Najat Vallaud-Belkacem : Tout le monde est d’accord pour déplorer les faibles résultats et les inégalités qui se creusent au collège. Mais lorsqu’il s’agit d’offrir à tous les collégiens les mêmes perspectives de réussite et donc de tirer tout le monde vers le haut et pas seulement quelques-uns, on nous parle systématiquement de “nivellement par le bas”. Alors, oui, ces débats le confirment une fois de plus : il y a bien une différence essentielle entre les progressistes et les conservateurs. Les premiers combattent les inégalités quand les seconds en théorisent la nécessité. Ce qui me guide, moi, c’est le souci de démocratisation de la réussite. Je ne me satisfais pas qu’un élève sur quatre ne maîtrise pas les compétences attendues en français à la fin du collège. Je ne me satisfais pas que la corrélation entre le milieu socio-économique et la performance des élèves soit bien plus marquée chez nous que dans la plupart des autres pays de l’OCDE. Tirer vers le haut tous les élèves en leur donnant à tous les moyens de réussir, je vous rassure, ça ne portera préjudice à personne. Ou plutôt si, ça portera préjudice aux inégalités actuelles auxquelles certains ont toujours intérêt. 

Ce qui est frappant, c’est que ce débat sérieux et profond – élitisme dynastique versus élitisme républicain qui suppose qu’on rebatte vraiment les cartes en offrant de mêmes chances de réussite à chacun – n’est jamais mené de façon franche, en tombant les masques. Les défenseurs d’un système inégalitaire et de reproduction sociale ne vous le diront jamais frontalement, sans doute parce qu’ils perçoivent ce que leur position peut avoir d’intenable dans un pays amoureux d’égalité. Alors, ils recourent à une stratégie désormais bien rodée : multiplier les contre-vérités pour embrouiller les esprits et faire douter de la réforme. Il suffit de la lire pour dégonfler leurs accusations, mais ils savent pouvoir compter sur le fait que peu prennent malheureusement le temps de le faire.

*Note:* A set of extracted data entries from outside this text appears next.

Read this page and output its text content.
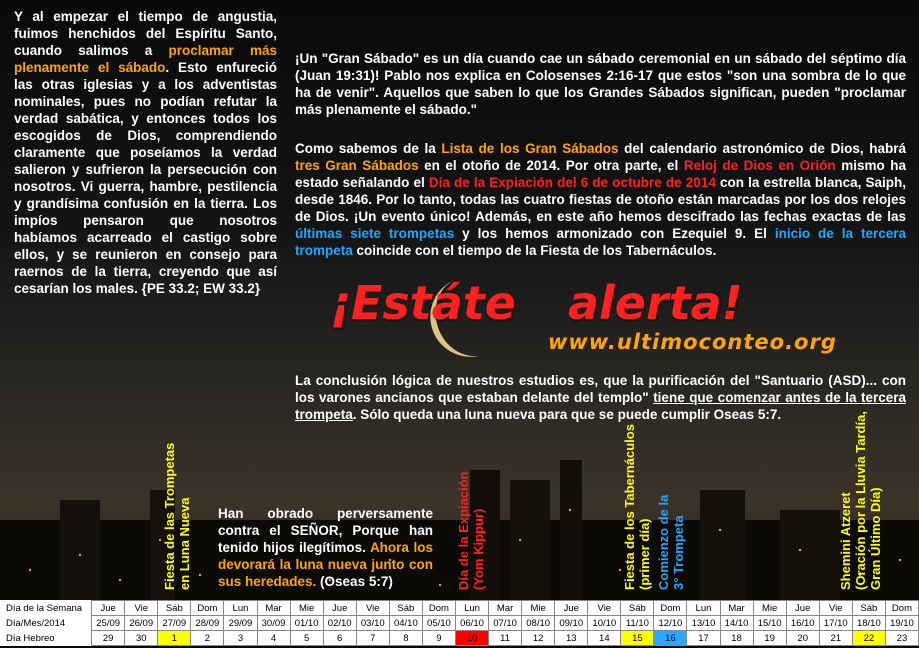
Y al empezar el tiempo de angustia, fuimos henchidos del Espíritu Santo, cuando salimos a proclamar más plenamente el sábado. Esto enfureció las otras iglesias y a los adventistas nominales, pues no podían refutar la verdad sabática, y entonces todos los escogidos de Dios, comprendiendo claramente que poseíamos la verdad salieron y sufrieron la persecución con nosotros. Vi guerra, hambre, pestilencia y grandísima confusión en la tierra. Los impíos pensaron que nosotros habíamos acarreado el castigo sobre ellos, y se reunieron en consejo para raernos de la tierra, creyendo que así cesarían los males. {PE 33.2; EW 33.2}
¡Un "Gran Sábado" es un día cuando cae un sábado ceremonial en un sábado del séptimo día (Juan 19:31)! Pablo nos explica en Colosenses 2:16-17 que estos "son una sombra de lo que ha de venir". Aquellos que saben lo que los Grandes Sábados significan, pueden "proclamar más plenamente el sábado."
Como sabemos de la Lista de los Gran Sábados del calendario astronómico de Dios, habrá tres Gran Sábados en el otoño de 2014. Por otra parte, el Reloj de Dios en Orión mismo ha estado señalando el Día de la Expiación del 6 de octubre de 2014 con la estrella blanca, Saiph, desde 1846. Por lo tanto, todas las cuatro fiestas de otoño están marcadas por los dos relojes de Dios. ¡Un evento único! Además, en este año hemos descifrado las fechas exactas de las últimas siete trompetas y los hemos armonizado con Ezequiel 9. El inicio de la tercera trompeta coincide con el tiempo de la Fiesta de los Tabernáculos.
¡Estáte alerta!
www.ultimoconteo.org
La conclusión lógica de nuestros estudios es, que la purificación del "Santuario (ASD)... con los varones ancianos que estaban delante del templo" tiene que comenzar antes de la tercera trompeta. Sólo queda una luna nueva para que se puede cumplir Oseas 5:7.
Han obrado perversamente contra el SEÑOR, Porque han tenido hijos ilegítimos. Ahora los devorará la luna nueva junto con sus heredades. (Oseas 5:7)
Fiesta de las Trompetas en Luna Nueva	Día de la Expiación (Yom Kippur)	Fiesta de los Tabernáculos (primer día) Comienzo de la 3° Trompeta	Shemini Atzeret (Oración por la Lluvia Tardía, Gran Último Día)
Día de la Semana	Jue	Vie	Sáb	Dom	Lun	Mar	Mie	Jue	Vie	Sáb	Dom	Lun	Mar	Mie	Jue	Vie	Sáb	Dom	Lun	Mar	Mie	Jue	Vie	Sáb	Dom
Día/Mes/2014	25/09	26/09	27/09	28/09	29/09	30/09	01/10	02/10	03/10	04/10	05/10	06/10	07/10	08/10	09/10	10/10	11/10	12/10	13/10	14/10	15/10	16/10	17/10	18/10	19/10
Día Hebreo	29	30	1	2	3	4	5	6	7	8	9	10	11	12	13	14	15	16	17	18	19	20	21	22	23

Par exemple, le latin : non, la réforme n’enterre pas le latin. Bien au contraire. Là où il n’est aujourd’hui qu’une option (c’est-à-dire des heures de cours en plus), proposée par quelques établissements, choisie par très peu d’élèves (20 %) qui pour la plupart l’abandonnent au lycée, nous en faisons un enseignement pratique interdisciplinaire (ce qui signifie à la fois étude de la langue mais aussi de la culture et de la civilisation) présent dans la scolarité obligatoire. Cela va contribuer à démocratiser cet enseignement. 

Le Point.fr : Des germanistes aussi célèbres que Jean-Marc Ayrault s’inquiètent du reflux de l’enseignement de l’allemand notamment à travers la réforme des classes bi-langues en sixième. Comment pouvez-vous être certaine que l’allemand ne reculera pas ?

Najat Vallaud-Belkacem : J’ai eu l’occasion d’apporter des réponses aux inquiétudes exprimées par Jean-Marc Ayrault. Il a, depuis, rappelé dans la presse qu’il souhaitait “la réussite de la réforme du collège et que, s’agissant de l’enseignement de l’allemand, les choses avaient avancé dans la bonne direction”. De quoi parle-t-on là encore ? D’une réforme qui avance l’enseignement de la LV2 en cinquième (actuellement, il débute en quatrième) et augmente de 25 % le nombre d’heures dédiées à cet enseignement sur le collège. C’est évidemment un progrès pour l’allemand. Quant aux élèves qui ont fait une LV1 allemand en primaire, on leur permet de commencer l’anglais, donc de faire deux langues dès la sixième. En définitive, demain, au lieu d’avoir 16 % des élèves qui apprennent deux langues dès la sixième (les fameuses classes bi-langues d’aujourd’hui qui ne bénéficient qu’à trop peu d’élèves), on en aura 100 % en cinquième. Expliquez-moi en quoi cela peut être un recul pour l’allemand ? Et pour ceux qui doutent de notre parole, regardez le nombre de postes que nous ouvrons pour le recrutement en allemand depuis 2012 : il est en constante augmentation, et sans commune mesure avec ce qui se pratiquait les années précédentes. Pourquoi ouvririons-nous ces postes si c’était pour faire le pari d’une baisse de la pratique de cette langue ? Cela n’aurait aucun sens. Nous tenons à la pratique de l’allemand et nous nous donnons les moyens de cette ambition.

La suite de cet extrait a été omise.